Arctic blasts hit power systems and industry budgets
8 Jan 2026
Plunging temperatures sent industrial and domestic power demands peaking, with a substantial increase in fossil fuels use to fill the supply gap.
National demand on 5 January left renewable sources able to meet less than a quarter of the overall requirement, said Jake Thompson, GB Market Expert at Montel Analytics.
“National electricity demand surged during peak hours as temperatures plunged. Morning peak demand reached 44GW today, with Montel EnAppSys forecasts suggesting demand could rise to around 46GW during the evening peak.
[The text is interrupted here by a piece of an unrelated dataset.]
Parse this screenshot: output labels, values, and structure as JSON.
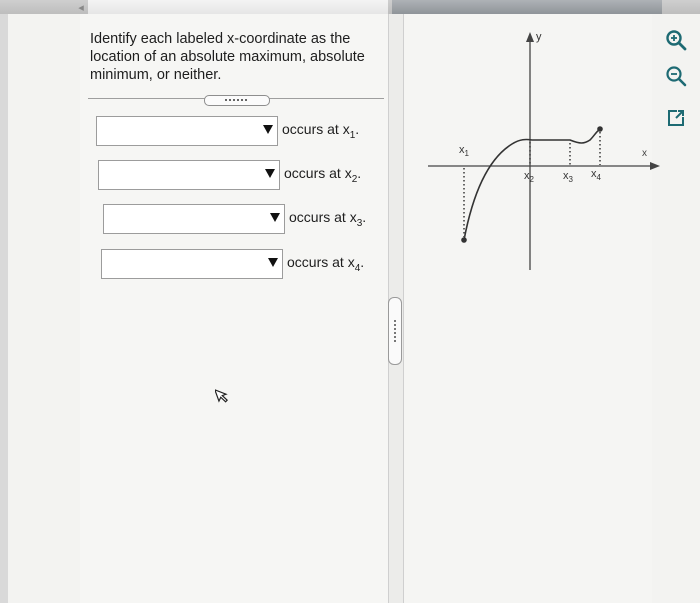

On Monday, GB recorded its highest demand since March 2018 at 47.3GW,” he stated.
“As a result, 23% of demand was met by renewables on 5 January, the day of the demand peak, leaving the system heavily reliant on the conventional gas-fired generation fleet during peak periods.”
NESO, the National Energy System Operator for Great Britain, was forced to intervene in interconnector markets in order to offset pressure on domestic supply.
With interconnectors due to export power to Denmark, Belgium and the Netherlands from early on the same day, NESO then sought to purchase substantial volumes at auction.
At 1pm on the same day it was paying prices of up to £1,040/MWh, said Thompson – more than 10 times the weighted day-ahead price for the same hour.
The situation was worse in the Netherlands, however, where generators had already resumed their own exports, only to find imports from Great Britain reduced as Dutch prices paid surged above €4,000/MWh.
Industry users in the UK face a further concern this week, added Thompson, owing to reliance on gas-fired generation. A predicted fall in wind output could further limiting renewable supply, “increasing upward pressure on wholesale prices” he predicted.